Ce qui nous perturbe le plus dans nos moments de détresse, c’est le silence apparent de Dieu. C’est la colère de Job qui ne comprend pas pourquoi tous ses malheurs lui tombent dessus. « Qu’est-ce que j’ai fait au bon Dieu pour que cela m’arrive ? » C’est une question légitime. Et dans ces moments-là, on a beau crier vers le ciel, il semble que le ciel ne nous répond pas. On peut penser parfois que ce silence de Dieu a quelque chose de sadique et on pourrait voir dans l’Évangile comme dans le livre de Job une manière un peu cruelle de procéder. On peut se dire : en fait, Dieu est gentil mais dès que ça commence à chauffer, il nous abandonne. 

C’est peut-être que la présence de Dieu au cœur de la tempête est un peu différente. Peut-être que ce silence apparent de Dieu est une occasion pour nous de poser un acte de foi supplémentaire. Qu’en expérimentant le silence de Dieu, le sommeil de Dieu, en étant laissés parfois à notre propre force… nous comprenons plus en profondeur que nous avons besoin de Dieu. Le silence de Dieu, c’est aussi cet espace de liberté qu’il nous offre. Car Dieu n’intervient pas à tort et à travers dans nos vies. Il nous laisse vivre ! 

En voyant la panique des apôtres dans la barque, nous pouvons aussi nous poser la question de nos silences et de nos paroles inutiles. Sommes-nous de ceux qui crient au loup tout de suite ? Qui cèdent à la panique ? Ou bien ceux capables de demeurer un peu dans le silence, confiants dans l’œuvre du Christ ? 

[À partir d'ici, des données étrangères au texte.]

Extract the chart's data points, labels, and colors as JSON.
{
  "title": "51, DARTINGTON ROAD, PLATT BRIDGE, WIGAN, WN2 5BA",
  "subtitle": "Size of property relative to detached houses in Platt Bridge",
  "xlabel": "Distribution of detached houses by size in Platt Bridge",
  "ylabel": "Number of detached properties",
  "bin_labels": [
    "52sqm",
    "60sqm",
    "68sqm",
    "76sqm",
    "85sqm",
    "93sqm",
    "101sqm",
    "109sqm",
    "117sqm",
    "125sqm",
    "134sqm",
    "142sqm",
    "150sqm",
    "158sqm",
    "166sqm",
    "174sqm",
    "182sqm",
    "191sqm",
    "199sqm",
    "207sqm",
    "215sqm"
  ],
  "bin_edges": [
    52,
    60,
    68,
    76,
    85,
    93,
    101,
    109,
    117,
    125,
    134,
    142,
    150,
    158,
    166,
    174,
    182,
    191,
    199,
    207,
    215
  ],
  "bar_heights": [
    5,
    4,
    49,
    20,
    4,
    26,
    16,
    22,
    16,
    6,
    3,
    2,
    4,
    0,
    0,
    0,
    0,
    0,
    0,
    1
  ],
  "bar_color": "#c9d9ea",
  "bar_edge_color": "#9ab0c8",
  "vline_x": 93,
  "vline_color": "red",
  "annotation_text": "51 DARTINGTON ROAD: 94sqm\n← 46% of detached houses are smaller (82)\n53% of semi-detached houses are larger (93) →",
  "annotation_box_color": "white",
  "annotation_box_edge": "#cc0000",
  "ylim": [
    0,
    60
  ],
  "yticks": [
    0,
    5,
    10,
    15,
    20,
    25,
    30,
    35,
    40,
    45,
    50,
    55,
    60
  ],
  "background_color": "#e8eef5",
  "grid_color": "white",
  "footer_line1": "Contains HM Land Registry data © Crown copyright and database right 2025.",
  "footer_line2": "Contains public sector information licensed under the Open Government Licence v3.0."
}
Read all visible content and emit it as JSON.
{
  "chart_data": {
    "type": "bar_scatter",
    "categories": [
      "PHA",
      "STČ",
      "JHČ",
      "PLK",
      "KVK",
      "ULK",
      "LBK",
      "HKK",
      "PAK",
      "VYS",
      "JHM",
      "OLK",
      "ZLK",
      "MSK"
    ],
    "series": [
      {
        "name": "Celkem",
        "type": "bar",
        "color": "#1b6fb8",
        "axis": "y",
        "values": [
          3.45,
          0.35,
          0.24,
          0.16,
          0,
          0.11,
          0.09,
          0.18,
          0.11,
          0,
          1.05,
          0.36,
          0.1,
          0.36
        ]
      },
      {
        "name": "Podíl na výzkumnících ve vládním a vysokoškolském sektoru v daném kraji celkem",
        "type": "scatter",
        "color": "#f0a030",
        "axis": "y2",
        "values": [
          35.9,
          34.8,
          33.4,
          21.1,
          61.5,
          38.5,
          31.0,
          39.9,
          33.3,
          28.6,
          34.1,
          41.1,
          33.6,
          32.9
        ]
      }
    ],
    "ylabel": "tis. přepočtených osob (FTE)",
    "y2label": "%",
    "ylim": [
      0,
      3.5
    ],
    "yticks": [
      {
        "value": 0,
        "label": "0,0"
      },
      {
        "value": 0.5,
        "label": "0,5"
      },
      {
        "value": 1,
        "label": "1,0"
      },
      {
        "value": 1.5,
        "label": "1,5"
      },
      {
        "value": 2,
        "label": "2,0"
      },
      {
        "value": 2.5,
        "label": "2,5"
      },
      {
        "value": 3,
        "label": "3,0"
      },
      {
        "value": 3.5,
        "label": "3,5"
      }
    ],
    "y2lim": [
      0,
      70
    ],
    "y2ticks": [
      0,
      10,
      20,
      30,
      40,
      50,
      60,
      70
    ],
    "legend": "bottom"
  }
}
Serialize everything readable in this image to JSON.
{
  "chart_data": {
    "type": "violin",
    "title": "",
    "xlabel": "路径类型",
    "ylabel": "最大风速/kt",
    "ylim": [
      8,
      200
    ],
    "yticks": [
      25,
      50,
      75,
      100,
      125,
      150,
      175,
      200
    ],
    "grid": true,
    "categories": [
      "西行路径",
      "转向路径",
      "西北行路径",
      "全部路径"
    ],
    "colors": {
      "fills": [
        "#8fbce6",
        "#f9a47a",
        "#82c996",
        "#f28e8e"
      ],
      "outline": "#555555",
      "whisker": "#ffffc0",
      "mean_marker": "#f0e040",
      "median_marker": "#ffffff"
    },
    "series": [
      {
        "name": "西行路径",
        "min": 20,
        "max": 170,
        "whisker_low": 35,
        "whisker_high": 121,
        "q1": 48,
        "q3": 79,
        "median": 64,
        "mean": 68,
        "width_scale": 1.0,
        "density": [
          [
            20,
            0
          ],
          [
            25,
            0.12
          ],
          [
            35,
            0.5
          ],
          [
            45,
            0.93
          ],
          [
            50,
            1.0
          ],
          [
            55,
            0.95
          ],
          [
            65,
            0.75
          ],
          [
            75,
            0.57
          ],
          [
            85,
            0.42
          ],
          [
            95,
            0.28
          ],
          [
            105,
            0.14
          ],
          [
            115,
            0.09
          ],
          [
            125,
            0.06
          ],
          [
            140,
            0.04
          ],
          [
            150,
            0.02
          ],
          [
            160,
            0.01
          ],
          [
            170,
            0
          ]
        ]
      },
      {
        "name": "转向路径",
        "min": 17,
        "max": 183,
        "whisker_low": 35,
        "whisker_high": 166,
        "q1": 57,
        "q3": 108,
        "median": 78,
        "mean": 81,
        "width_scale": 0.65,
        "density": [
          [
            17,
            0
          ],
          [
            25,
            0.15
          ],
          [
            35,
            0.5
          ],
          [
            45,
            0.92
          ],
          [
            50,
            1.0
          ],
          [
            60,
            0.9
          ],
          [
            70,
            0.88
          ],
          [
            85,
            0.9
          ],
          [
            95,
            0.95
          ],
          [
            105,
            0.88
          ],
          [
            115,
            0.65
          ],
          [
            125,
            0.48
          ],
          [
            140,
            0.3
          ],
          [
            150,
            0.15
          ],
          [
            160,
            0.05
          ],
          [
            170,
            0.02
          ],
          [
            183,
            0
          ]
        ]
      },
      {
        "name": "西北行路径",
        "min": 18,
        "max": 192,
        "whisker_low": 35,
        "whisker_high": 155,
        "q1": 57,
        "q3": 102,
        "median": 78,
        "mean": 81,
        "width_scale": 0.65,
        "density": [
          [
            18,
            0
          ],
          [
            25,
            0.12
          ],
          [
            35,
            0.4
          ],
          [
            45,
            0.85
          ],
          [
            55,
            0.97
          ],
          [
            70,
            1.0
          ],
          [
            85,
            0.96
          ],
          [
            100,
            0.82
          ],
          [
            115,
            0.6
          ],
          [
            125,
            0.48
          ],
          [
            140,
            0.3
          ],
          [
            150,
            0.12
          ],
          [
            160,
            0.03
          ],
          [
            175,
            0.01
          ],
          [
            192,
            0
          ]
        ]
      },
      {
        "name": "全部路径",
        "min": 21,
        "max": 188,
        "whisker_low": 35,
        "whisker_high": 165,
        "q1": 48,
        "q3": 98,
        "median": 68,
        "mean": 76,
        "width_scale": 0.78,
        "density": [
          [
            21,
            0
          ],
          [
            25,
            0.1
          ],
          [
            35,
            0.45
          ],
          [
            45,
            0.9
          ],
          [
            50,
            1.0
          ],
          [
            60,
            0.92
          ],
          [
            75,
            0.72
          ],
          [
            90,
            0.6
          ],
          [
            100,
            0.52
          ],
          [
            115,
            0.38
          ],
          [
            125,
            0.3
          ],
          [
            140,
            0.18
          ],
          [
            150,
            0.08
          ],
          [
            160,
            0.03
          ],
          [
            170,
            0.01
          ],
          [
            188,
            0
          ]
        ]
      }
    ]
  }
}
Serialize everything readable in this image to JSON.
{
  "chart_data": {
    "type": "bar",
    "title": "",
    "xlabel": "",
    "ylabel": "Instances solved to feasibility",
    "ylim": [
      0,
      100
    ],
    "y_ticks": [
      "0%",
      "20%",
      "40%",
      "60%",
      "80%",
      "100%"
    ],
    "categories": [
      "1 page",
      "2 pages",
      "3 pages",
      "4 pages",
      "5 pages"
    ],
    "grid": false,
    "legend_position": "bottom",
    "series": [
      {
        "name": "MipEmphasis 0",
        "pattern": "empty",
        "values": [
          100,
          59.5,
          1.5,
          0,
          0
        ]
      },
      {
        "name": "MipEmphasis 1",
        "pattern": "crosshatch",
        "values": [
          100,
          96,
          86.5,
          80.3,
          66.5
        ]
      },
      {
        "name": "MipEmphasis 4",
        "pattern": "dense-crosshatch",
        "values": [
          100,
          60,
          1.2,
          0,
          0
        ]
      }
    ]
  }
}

Dans l’Évangile Jésus ordonne à la tempête de se taire. Nous pourrions parfois comprendre que la tempête n’est pas qu’extérieure à nos vies. Elle est aussi à l’intérieur de celles-ci. Il nous faut parfois faire taire l’intérieur, faire taire nos rancœurs et nos ressentiments, nos soupçons, nos angoisses. Faire taire ce qui nous enferme. Ce qui nous fait ruminer en boucle. Le silence imposé par Jésus est pour moi aussi une invitation à entrer dans le silence, à nous abstenir de certaines paroles intérieures blessantes.  

La foi confiante : Dieu tient toute chose dans sa main

En fait, si quelques fois Dieu semble ne pas nous aider, cela ne veut pas dire qu’il nous ait abandonnés mais plutôt qu’il nous fait confiance car nous pouvons nous projeter, trouver, inventer, recréer. Ce silence apparent de Dieu est une invitation à une profession de foi plus confiante. L’épouse fidèle et confiante ne s’inquiète pas ne pas recevoir de SMS de son mari pendant la journée. Elle lui fait confiance. Nous sommes comme des petits bonshommes dans la main de Dieu : si Dieu cesse un seul instant de penser à nous, nous n’existons plus. Dieu tient toute chose dans sa main : « Qui est-il donc, celui-ci, pour que même le vent et la mer lui obéissent ? » ! Le Seigneur est notre créateur et ce qu’il veut c’est notre bonheur. Notre joie profonde et véritable. Au cœur de la tempête Jésus est bien présent. Il est là. Peut-être qu’il ne se manifeste pas. Mais il est présent. La foi chrétienne ce n’est pas de croire qu’il n’y aura jamais de tempête mais de croire que Jésus sera présent à nos côtés dans ces moments de tempête. Que si nous appuyons notre vie sur cette certitude, nous ne craignons rien, car ce qui nous arrivera se vivra sous le regard du maître. 

Puissions-nous donc, frères et sœurs bien aimés, au cœur des tempêtes de nos vies, ne pas avoir peur des silences de Dieu, mais faire confiance, car c’est lui qui tient tout chose dans sa main.